Meer dan een eeuw actief voor Hoorns erfgoed

Hoorn, West-Friesland en de Markerwaard (3/10)

Naarmate de desbetreffende inzichten rijpten, ging dit steeds meer weloverwogen en in een vroeger stadium.
Voor de Wieringermeer heeft de Dienst der Zuiderzeewerken tegen de tijd, dat de bedijking gereed kwam, omstreeks 1930, de opdracht voor het ontwerpen van dorpen en voor het medewerken aan het verkavelingsplan gegeven aan Prof. Ir. M. J. Granpré Molière. Sociaalgeografisch onderzoek bestond in die tijd nog maar nauwelijks, zodat aantal en grootte van de dorpen enigermate op het gevoel af door vergelijking met het oude land werden bepaald. Bij de uitvoering bleek slechts behoefte te bestaan aan een belangrijk kleiner aantal dan aanvankelijk was gedacht.

Enige jaren later, bij de opdracht van die Dienst aan de compagnon van Prof. Granpré Molière, Ir. P. Verhagen, tot het medewerken aan het verkavelingsplan voor de Noordoostpolder en het ontwerpen van Emmeloord en een aantal dorpen, was van sociaal-geografisch onderzoek wel reeds enigermate sprake en kwamen er dus niet meer zulke grote verrassingen, al werd het aantal dorpen, in een kring om Emmeloord gelegen, later wat vergroot.

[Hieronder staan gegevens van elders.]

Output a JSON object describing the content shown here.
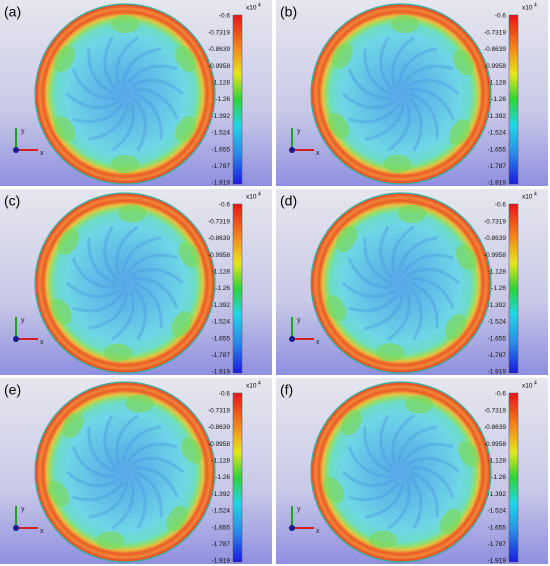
{
  "panels": [
    {
      "label": "(a)"
    },
    {
      "label": "(b)"
    },
    {
      "label": "(c)"
    },
    {
      "label": "(d)"
    },
    {
      "label": "(e)"
    },
    {
      "label": "(f)"
    }
  ],
  "colorbar": {
    "exponent_base": "x10",
    "exponent_power": 4,
    "ticks": [
      -0.6,
      -0.7319,
      -0.8639,
      -0.9958,
      -1.128,
      -1.26,
      -1.392,
      -1.524,
      -1.655,
      -1.787,
      -1.919
    ]
  },
  "axes_labels": {
    "x": "x",
    "y": "y"
  }
}
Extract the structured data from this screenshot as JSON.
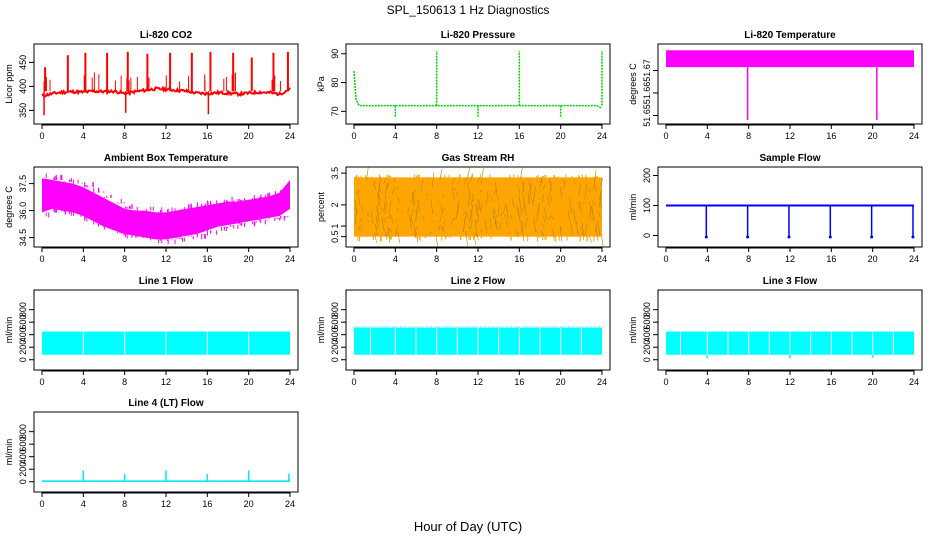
{
  "figure": {
    "title": "SPL_150613  1 Hz Diagnostics",
    "xlabel": "Hour of Day (UTC)"
  },
  "chart_data": [
    {
      "id": "co2",
      "type": "line",
      "title": "Li-820 CO2",
      "ylabel": "Licor ppm",
      "color": "#ff0000",
      "xlim": [
        0,
        24
      ],
      "xticks": [
        0,
        4,
        8,
        12,
        16,
        20,
        24
      ],
      "ylim": [
        330,
        480
      ],
      "yticks": [
        350,
        400,
        450
      ],
      "x": [
        0,
        1,
        2,
        3,
        4,
        5,
        6,
        7,
        8,
        9,
        10,
        11,
        12,
        13,
        14,
        15,
        16,
        17,
        18,
        19,
        20,
        21,
        22,
        23,
        24
      ],
      "y": [
        380,
        385,
        388,
        389,
        388,
        390,
        389,
        390,
        385,
        389,
        392,
        395,
        394,
        392,
        390,
        386,
        385,
        387,
        386,
        384,
        386,
        388,
        387,
        384,
        395
      ],
      "spikes": [
        {
          "x": 0.3,
          "y": 440
        },
        {
          "x": 2.5,
          "y": 465
        },
        {
          "x": 4.2,
          "y": 470
        },
        {
          "x": 6.3,
          "y": 470
        },
        {
          "x": 8.3,
          "y": 472
        },
        {
          "x": 10.2,
          "y": 468
        },
        {
          "x": 12.4,
          "y": 470
        },
        {
          "x": 14.5,
          "y": 470
        },
        {
          "x": 16.3,
          "y": 472
        },
        {
          "x": 18.5,
          "y": 470
        },
        {
          "x": 20.3,
          "y": 460
        },
        {
          "x": 22.4,
          "y": 470
        },
        {
          "x": 23.8,
          "y": 472
        }
      ],
      "dips": [
        {
          "x": 0.2,
          "y": 340
        },
        {
          "x": 8.1,
          "y": 345
        },
        {
          "x": 16.1,
          "y": 342
        }
      ]
    },
    {
      "id": "pressure",
      "type": "line",
      "title": "Li-820 Pressure",
      "ylabel": "kPa",
      "color": "#00cc00",
      "xlim": [
        0,
        24
      ],
      "xticks": [
        0,
        4,
        8,
        12,
        16,
        20,
        24
      ],
      "ylim": [
        67,
        92
      ],
      "yticks": [
        70,
        80,
        90
      ],
      "x": [
        0,
        0.2,
        0.5,
        2,
        4,
        6,
        8,
        10,
        12,
        14,
        16,
        18,
        20,
        22,
        23.5,
        24
      ],
      "y": [
        84,
        74,
        72,
        72,
        72,
        72,
        72,
        72,
        72,
        72,
        72,
        72,
        72,
        72,
        72,
        71
      ],
      "spikes": [
        {
          "x": 8,
          "y": 91
        },
        {
          "x": 16,
          "y": 91
        },
        {
          "x": 24,
          "y": 91
        }
      ],
      "dips": [
        {
          "x": 4,
          "y": 68
        },
        {
          "x": 12,
          "y": 68
        },
        {
          "x": 20,
          "y": 68
        }
      ]
    },
    {
      "id": "temp",
      "type": "band",
      "title": "Li-820 Temperature",
      "ylabel": "degrees C",
      "color": "#ff00ff",
      "xlim": [
        0,
        24
      ],
      "xticks": [
        0,
        4,
        8,
        12,
        16,
        20,
        24
      ],
      "ylim": [
        51.648,
        51.68
      ],
      "yticks": [
        51.65,
        51.66,
        51.67
      ],
      "band": {
        "low": 51.6715,
        "high": 51.679
      },
      "dips": [
        {
          "x": 7.9,
          "y": 51.648
        },
        {
          "x": 20.4,
          "y": 51.648
        }
      ]
    },
    {
      "id": "ambient",
      "type": "band",
      "title": "Ambient Box Temperature",
      "ylabel": "degrees C",
      "color": "#ff00ff",
      "xlim": [
        0,
        24
      ],
      "xticks": [
        0,
        4,
        8,
        12,
        16,
        20,
        24
      ],
      "ylim": [
        34.2,
        38.2
      ],
      "yticks": [
        34.5,
        36.0,
        37.5
      ],
      "x": [
        0,
        1,
        2,
        3,
        4,
        5,
        6,
        7,
        8,
        9,
        10,
        11,
        12,
        13,
        14,
        15,
        16,
        17,
        18,
        19,
        20,
        21,
        22,
        23,
        24
      ],
      "low": [
        35.9,
        36.1,
        36.0,
        35.9,
        35.7,
        35.4,
        35.1,
        34.9,
        34.7,
        34.6,
        34.5,
        34.4,
        34.4,
        34.5,
        34.6,
        34.7,
        34.9,
        35.1,
        35.2,
        35.3,
        35.4,
        35.5,
        35.6,
        35.7,
        36.1
      ],
      "high": [
        37.8,
        37.7,
        37.6,
        37.5,
        37.3,
        37.0,
        36.7,
        36.4,
        36.1,
        36.0,
        36.0,
        35.9,
        35.9,
        36.0,
        36.1,
        36.2,
        36.3,
        36.4,
        36.5,
        36.5,
        36.6,
        36.7,
        36.8,
        37.0,
        37.7
      ]
    },
    {
      "id": "rh",
      "type": "band",
      "title": "Gas Stream RH",
      "ylabel": "percent",
      "color": "#ffa500",
      "color2": "#b8860b",
      "xlim": [
        0,
        24
      ],
      "xticks": [
        0,
        4,
        8,
        12,
        16,
        20,
        24
      ],
      "ylim": [
        0.2,
        3.6
      ],
      "yticks": [
        0.5,
        1.0,
        2.0,
        3.5
      ],
      "band": {
        "low": 0.5,
        "high": 3.3
      }
    },
    {
      "id": "sample",
      "type": "line",
      "title": "Sample Flow",
      "ylabel": "ml/min",
      "color": "#0000ff",
      "xlim": [
        0,
        24
      ],
      "xticks": [
        0,
        4,
        8,
        12,
        16,
        20,
        24
      ],
      "ylim": [
        -25,
        215
      ],
      "yticks": [
        0,
        100,
        200
      ],
      "x": [
        0,
        24
      ],
      "y": [
        100,
        100
      ],
      "dips": [
        {
          "x": 3.9,
          "y": -5
        },
        {
          "x": 7.9,
          "y": -5
        },
        {
          "x": 11.9,
          "y": -5
        },
        {
          "x": 15.9,
          "y": -5
        },
        {
          "x": 19.9,
          "y": -5
        },
        {
          "x": 23.9,
          "y": -5
        }
      ]
    },
    {
      "id": "line1",
      "type": "band",
      "title": "Line 1 Flow",
      "ylabel": "ml/min",
      "color": "#00ffff",
      "xlim": [
        0,
        24
      ],
      "xticks": [
        0,
        4,
        8,
        12,
        16,
        20,
        24
      ],
      "ylim": [
        -100,
        1050
      ],
      "yticks": [
        0,
        200,
        400,
        600,
        800
      ],
      "band": {
        "low": 80,
        "high": 450
      },
      "gaps": [
        4,
        8,
        12,
        16,
        20
      ]
    },
    {
      "id": "line2",
      "type": "band",
      "title": "Line 2 Flow",
      "ylabel": "ml/min",
      "color": "#00ffff",
      "xlim": [
        0,
        24
      ],
      "xticks": [
        0,
        4,
        8,
        12,
        16,
        20,
        24
      ],
      "ylim": [
        -100,
        1050
      ],
      "yticks": [
        0,
        200,
        400,
        600,
        800
      ],
      "band": {
        "low": 80,
        "high": 510
      },
      "gaps": [
        1.6,
        4,
        6,
        8,
        10,
        12,
        14,
        16,
        18,
        20,
        22
      ]
    },
    {
      "id": "line3",
      "type": "band",
      "title": "Line 3 Flow",
      "ylabel": "ml/min",
      "color": "#00ffff",
      "xlim": [
        0,
        24
      ],
      "xticks": [
        0,
        4,
        8,
        12,
        16,
        20,
        24
      ],
      "ylim": [
        -100,
        1050
      ],
      "yticks": [
        0,
        200,
        400,
        600,
        800
      ],
      "band": {
        "low": 80,
        "high": 450
      },
      "gaps": [
        1.4,
        4,
        6,
        8,
        10,
        12,
        14,
        16,
        18,
        20,
        22
      ],
      "dips": [
        {
          "x": 4,
          "y": 20
        },
        {
          "x": 12,
          "y": 20
        },
        {
          "x": 20,
          "y": 30
        }
      ]
    },
    {
      "id": "line4",
      "type": "line",
      "title": "Line 4 (LT) Flow",
      "ylabel": "ml/min",
      "color": "#00e5ee",
      "xlim": [
        0,
        24
      ],
      "xticks": [
        0,
        4,
        8,
        12,
        16,
        20,
        24
      ],
      "ylim": [
        -100,
        1050
      ],
      "yticks": [
        0,
        200,
        400,
        600,
        800
      ],
      "x": [
        0,
        24
      ],
      "y": [
        10,
        10
      ],
      "spikes": [
        {
          "x": 4,
          "y": 180
        },
        {
          "x": 8,
          "y": 120
        },
        {
          "x": 12,
          "y": 180
        },
        {
          "x": 16,
          "y": 120
        },
        {
          "x": 20,
          "y": 180
        },
        {
          "x": 23.9,
          "y": 130
        }
      ]
    }
  ]
}
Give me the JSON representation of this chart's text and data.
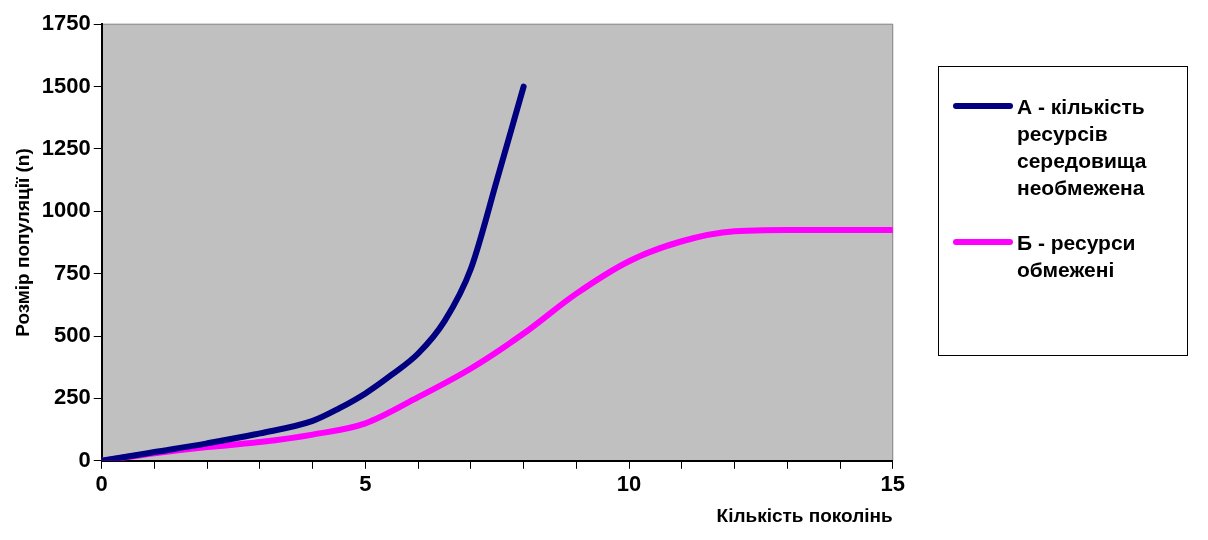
{
  "chart_data": {
    "type": "line",
    "xlabel": "Кількість поколінь",
    "ylabel": "Розмір популяції (n)",
    "xlim": [
      0,
      15
    ],
    "xticks": [
      0,
      {
        "value": 1,
        "label": null
      },
      {
        "value": 2,
        "label": null
      },
      {
        "value": 3,
        "label": null
      },
      {
        "value": 4,
        "label": null
      },
      5,
      {
        "value": 6,
        "label": null
      },
      {
        "value": 7,
        "label": null
      },
      {
        "value": 8,
        "label": null
      },
      {
        "value": 9,
        "label": null
      },
      10,
      {
        "value": 11,
        "label": null
      },
      {
        "value": 12,
        "label": null
      },
      {
        "value": 13,
        "label": null
      },
      {
        "value": 14,
        "label": null
      },
      15
    ],
    "ylim": [
      0,
      1750
    ],
    "yticks": [
      0,
      250,
      500,
      750,
      1000,
      1250,
      1500,
      1750
    ],
    "grid": false,
    "legend": "right",
    "marker": "none",
    "line_style": "solid",
    "series": [
      {
        "name": "А - кількість ресурсів середовища необмежена",
        "color": "#000080",
        "x": [
          0,
          1,
          2,
          3,
          4,
          4.5,
          5,
          5.5,
          6,
          6.5,
          7,
          7.5,
          8
        ],
        "values": [
          0,
          35,
          70,
          110,
          160,
          210,
          270,
          345,
          430,
          560,
          770,
          1130,
          1500
        ]
      },
      {
        "name": "Б - ресурси обмежені",
        "color": "#ff00ff",
        "x": [
          0,
          1,
          2,
          3,
          4,
          5,
          6,
          7,
          8,
          9,
          10,
          11,
          12,
          13,
          14,
          15
        ],
        "values": [
          0,
          30,
          55,
          75,
          105,
          150,
          255,
          370,
          510,
          670,
          800,
          880,
          920,
          925,
          925,
          925
        ]
      }
    ]
  }
}
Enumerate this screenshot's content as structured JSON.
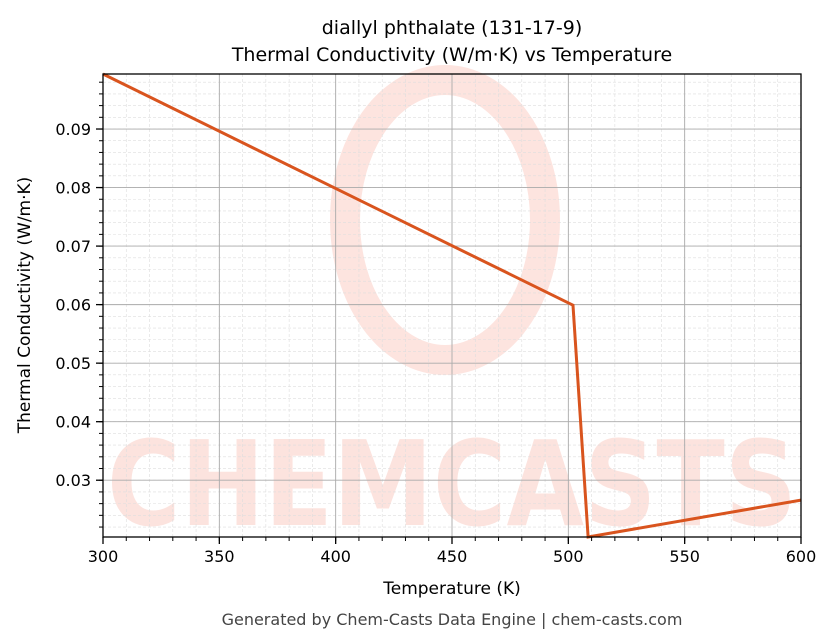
{
  "chart_data": {
    "type": "line",
    "title": "diallyl phthalate (131-17-9)",
    "subtitle": "Thermal Conductivity (W/m·K) vs Temperature",
    "xlabel": "Temperature (K)",
    "ylabel": "Thermal Conductivity (W/m·K)",
    "xlim": [
      300,
      600
    ],
    "ylim": [
      0.0203,
      0.0994
    ],
    "xticks": [
      300,
      350,
      400,
      450,
      500,
      550,
      600
    ],
    "yticks": [
      0.03,
      0.04,
      0.05,
      0.06,
      0.07,
      0.08,
      0.09
    ],
    "ytick_labels": [
      "0.03",
      "0.04",
      "0.05",
      "0.06",
      "0.07",
      "0.08",
      "0.09"
    ],
    "grid": true,
    "series": [
      {
        "x": [
          300,
          502,
          508.5,
          600
        ],
        "y": [
          0.0994,
          0.0599,
          0.0203,
          0.0266
        ],
        "color": "#d9541e"
      }
    ],
    "watermark": "CHEMCASTS"
  },
  "footer": "Generated by Chem-Casts Data Engine | chem-casts.com"
}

Wederom enige jaren later, toen allerwege het sociaal-geografisch onderzoek tot ontwikkeling begon te komen, werd voor het gehele gebied der volgende drie polders door Dr. Takes een uitgebreid onderzoek ingesteld ter verkrijging van meer inzicht in de mogelijkheden voor bewoning in dit grote, centraal gelegen poldergebied, waarvan thans Oostelijk Flevoland als eerste polder wordt uitgevoerd.

Deze drie polders toch vormen een geheel en kunnen niet elk op zich zelf worden bezien. De plannen ervoor brengen daarom - alsook wegens de centrale ligging van dit grote poldergebied in Nederland (zie kaart II) - vraagstukken mede van een groter orde dan tot nu toe. Zo wordt bv. het Rijkswegennet door de droogmaking beïnvloed, terwijl een nieuw land van ± 150.000 ha, dus van de omvang van een kleine provincie, uiteraard behoefte zal hebben aan grotere en andere voorzieningen.

Het onderzoek werd niet beperkt tot de polders zelf. Ook de functies van de bestaande woonkernen in het oude land werden daarin betrokken. Daarbij bleek, dat dit poldergebied te groot is om het zonder een eigen gewestelijk verzorgingscentrum van de orde van bv. Alkmaar, Kampen, Zwolle of Leeuwarden te kunnen stellen, doch dat er, gezien de outillage van de bestaande steden in het oude land, geen reden bestaat om behoefte aan meer dan één nieuwe stad met een dergelijke verzorgende functie te verwachten.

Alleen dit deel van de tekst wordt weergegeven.